Passive Vibration Control Based on Embedded Acoustic Black Holes

This paper uses finite element method to simulate the passive vibration control which is able to improve the overall performance and the operational bandwidth. The vibration control is based on dynamic structural tailoring achieved via acoustic black holes (ABH) with the local thickness varying according to power-law profile. The ABH is a passive technique which uses properties of wave propagation in structures with gradual decrease of thickness that leads to the decrease of phase and group velocities of flexural waves, which makes the ABH has the ability to reduce the structural vibrations after the wave pass through the ABH. However, because real manufacturing cannot develop ABH with zero residual thickness, this nonzero residual thickness will induce the corresponding reflection coefficients are far from zero.

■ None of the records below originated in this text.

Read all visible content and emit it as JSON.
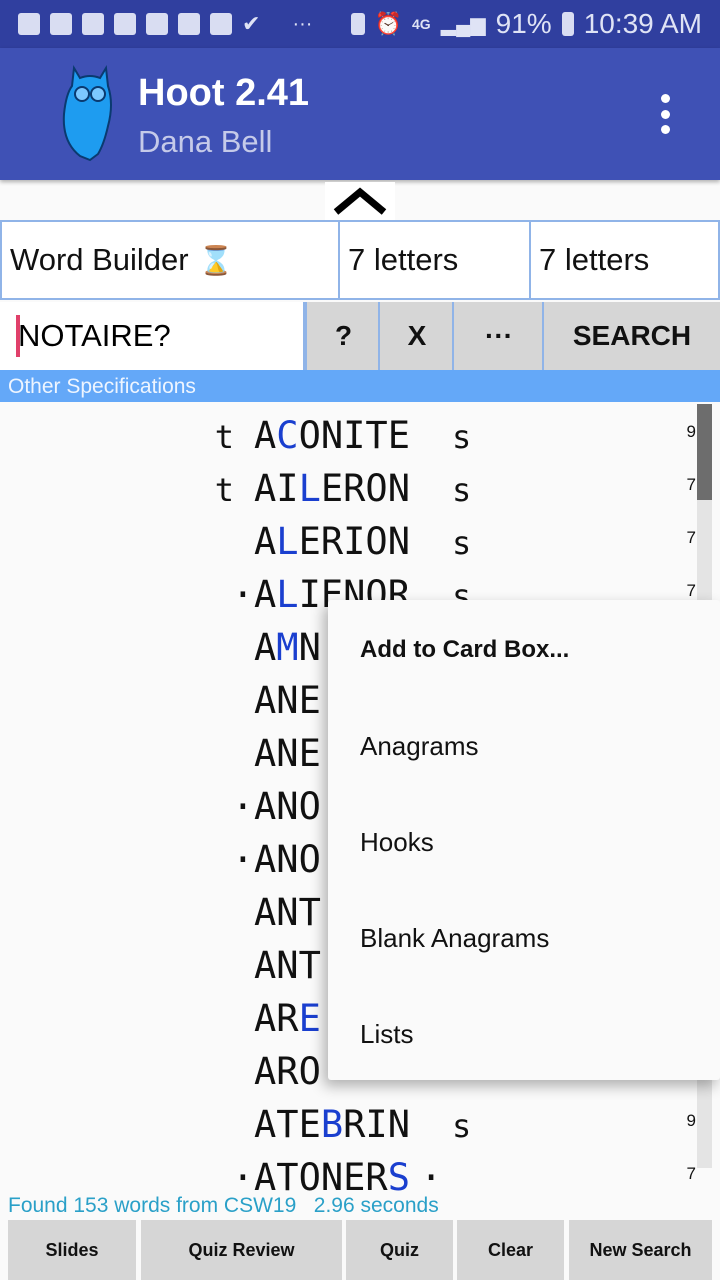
{
  "status_bar": {
    "battery": "91%",
    "time": "10:39 AM",
    "icons": [
      "notes-icon",
      "notes-icon",
      "notes-icon",
      "notes-icon",
      "mail-icon",
      "ifttt-icon",
      "image-icon",
      "checkmark-icon",
      "more-icon",
      "battery-saver-icon",
      "alarm-icon",
      "4g-lte-icon",
      "signal-icon",
      "battery-icon"
    ]
  },
  "app_bar": {
    "title": "Hoot 2.41",
    "subtitle": "Dana Bell",
    "logo": "owl-icon",
    "menu_icon": "overflow-menu-icon"
  },
  "collapse_icon": "chevron-up-icon",
  "search_type": {
    "label": "Word Builder",
    "icon": "⌛"
  },
  "min_length": "7 letters",
  "max_length": "7 letters",
  "query": "NOTAIRE?",
  "buttons": {
    "help": "?",
    "clear_x": "X",
    "more": "···",
    "search": "SEARCH"
  },
  "other_specs": "Other Specifications",
  "accent_color": "#3f51b5",
  "highlight_color": "#1a3fcf",
  "words": [
    {
      "front": "t",
      "word": "ACONITE",
      "blue": 1,
      "back": "s",
      "score": "9"
    },
    {
      "front": "t",
      "word": "AILERON",
      "blue": 2,
      "back": "s",
      "score": "7"
    },
    {
      "front": "",
      "word": "ALERION",
      "blue": 1,
      "back": "s",
      "score": "7"
    },
    {
      "front": "·",
      "word": "ALIENOR",
      "blue": 1,
      "back": "s",
      "score": "7"
    },
    {
      "front": "",
      "word": "AMN",
      "blue": 1,
      "back": "",
      "score": ""
    },
    {
      "front": "",
      "word": "ANE",
      "blue": -1,
      "back": "",
      "score": ""
    },
    {
      "front": "",
      "word": "ANE",
      "blue": -1,
      "back": "",
      "score": ""
    },
    {
      "front": "·",
      "word": "ANO",
      "blue": -1,
      "back": "",
      "score": ""
    },
    {
      "front": "·",
      "word": "ANO",
      "blue": -1,
      "back": "",
      "score": ""
    },
    {
      "front": "",
      "word": "ANT",
      "blue": -1,
      "back": "",
      "score": ""
    },
    {
      "front": "",
      "word": "ANT",
      "blue": -1,
      "back": "",
      "score": ""
    },
    {
      "front": "",
      "word": "ARE",
      "blue": 2,
      "back": "",
      "score": ""
    },
    {
      "front": "",
      "word": "ARO",
      "blue": -1,
      "back": "",
      "score": ""
    },
    {
      "front": "",
      "word": "ATEBRIN",
      "blue": 3,
      "back": "s",
      "score": "9"
    },
    {
      "front": "·",
      "word": "ATONERS",
      "blue": 6,
      "back": "·",
      "score": "7"
    }
  ],
  "context_menu": [
    "Add to Card Box...",
    "Anagrams",
    "Hooks",
    "Blank Anagrams",
    "Lists"
  ],
  "found_text": "Found 153 words from CSW19   2.96 seconds",
  "bottom_buttons": [
    "Slides",
    "Quiz Review",
    "Quiz",
    "Clear",
    "New Search"
  ]
}
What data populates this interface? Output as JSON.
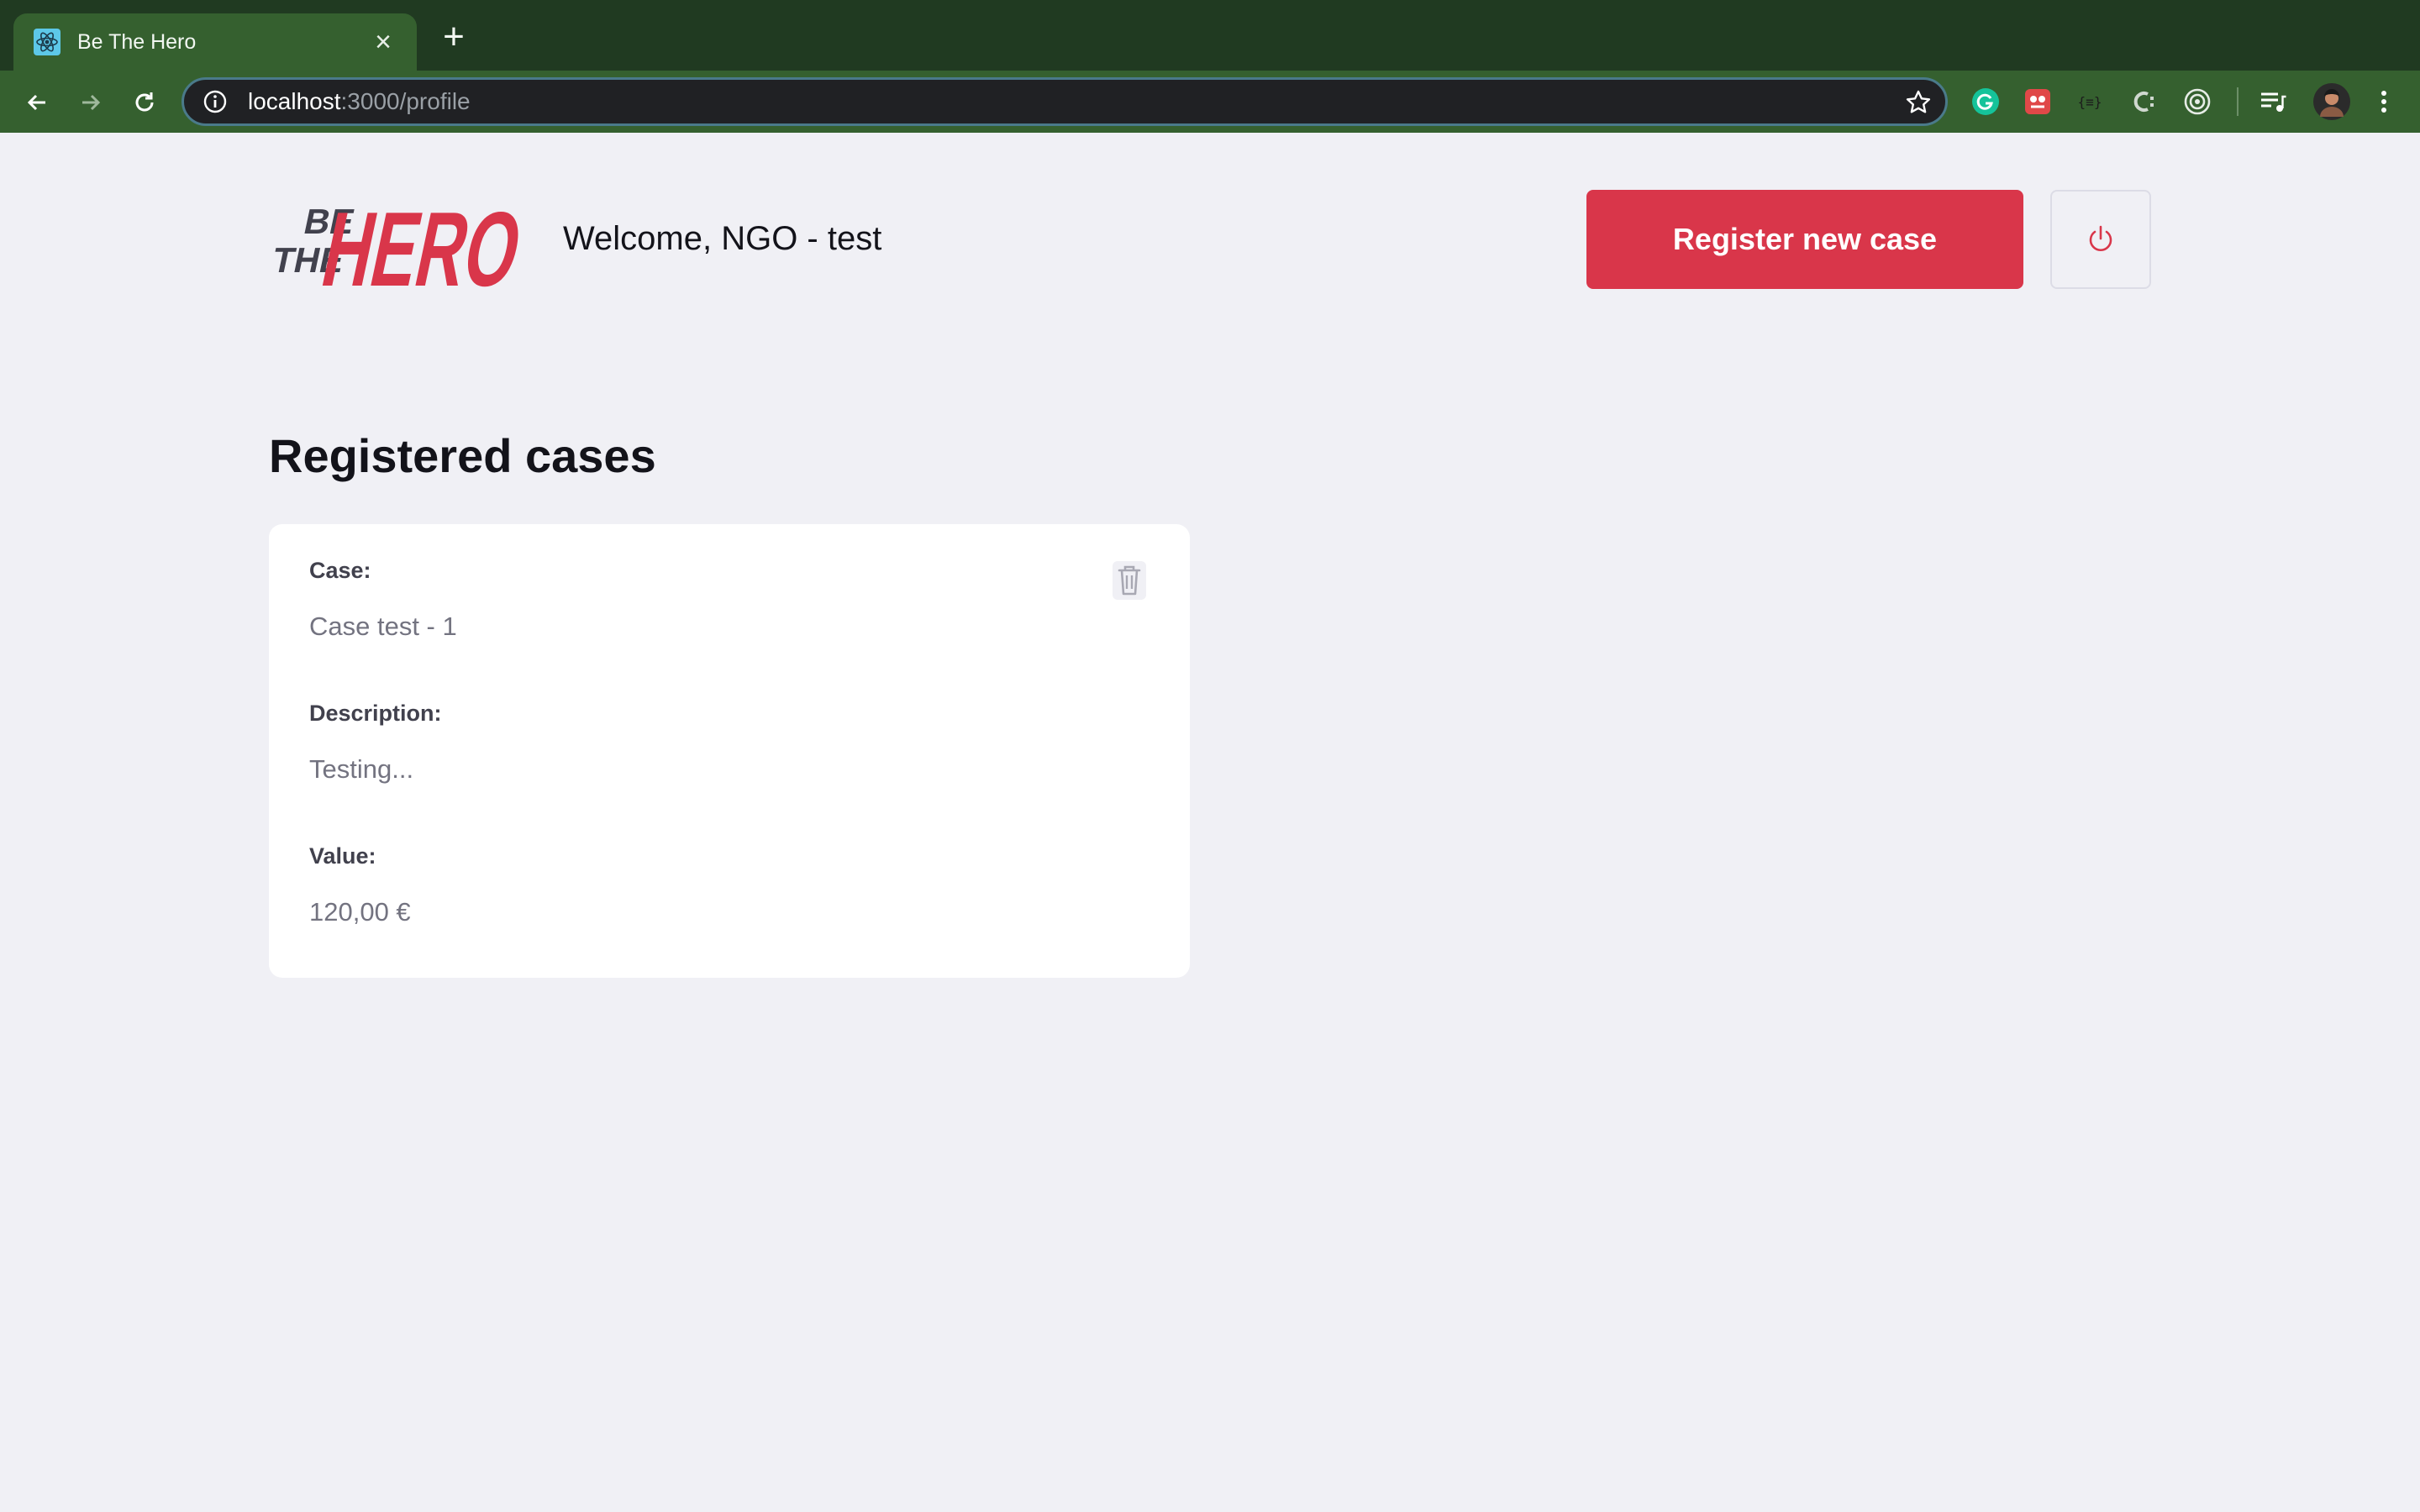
{
  "browser": {
    "tab_title": "Be The Hero",
    "url_host": "localhost",
    "url_path": ":3000/profile"
  },
  "header": {
    "logo_text": "BE THE HERO",
    "welcome": "Welcome, NGO - test",
    "register_label": "Register new case"
  },
  "main": {
    "section_title": "Registered cases",
    "cases": [
      {
        "case_label": "Case:",
        "case_value": "Case test - 1",
        "description_label": "Description:",
        "description_value": "Testing...",
        "value_label": "Value:",
        "value_value": "120,00 €"
      }
    ]
  },
  "colors": {
    "brand": "#d9364a",
    "background": "#f0f0f5",
    "tabstrip": "#203a21",
    "toolbar": "#35602f"
  },
  "icons": [
    "react-favicon",
    "close-icon",
    "plus-icon",
    "back-arrow-icon",
    "forward-arrow-icon",
    "reload-icon",
    "info-icon",
    "star-icon",
    "grammarly-icon",
    "extension-icon",
    "json-icon",
    "css-icon",
    "target-icon",
    "media-playlist-icon",
    "avatar",
    "kebab-menu-icon",
    "power-icon",
    "trash-icon"
  ]
}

In this paper, two types of damping mechanism are attached to the surface of plate: (1) damping layers and (2) coupled electro-mechanical system in order to reduce the structure vibrations. The effects of different number of ABHs, different thickness of damping layers, and different configurations of electrical circuitry are also explored. In this study, the performances of ABH-based passive and semipassive vibration control are explored using numerical simulations of a two-dimensional plate with embedded ABHs. Results show that the ABH based design can enhance the performance of vibration control under steady-state response.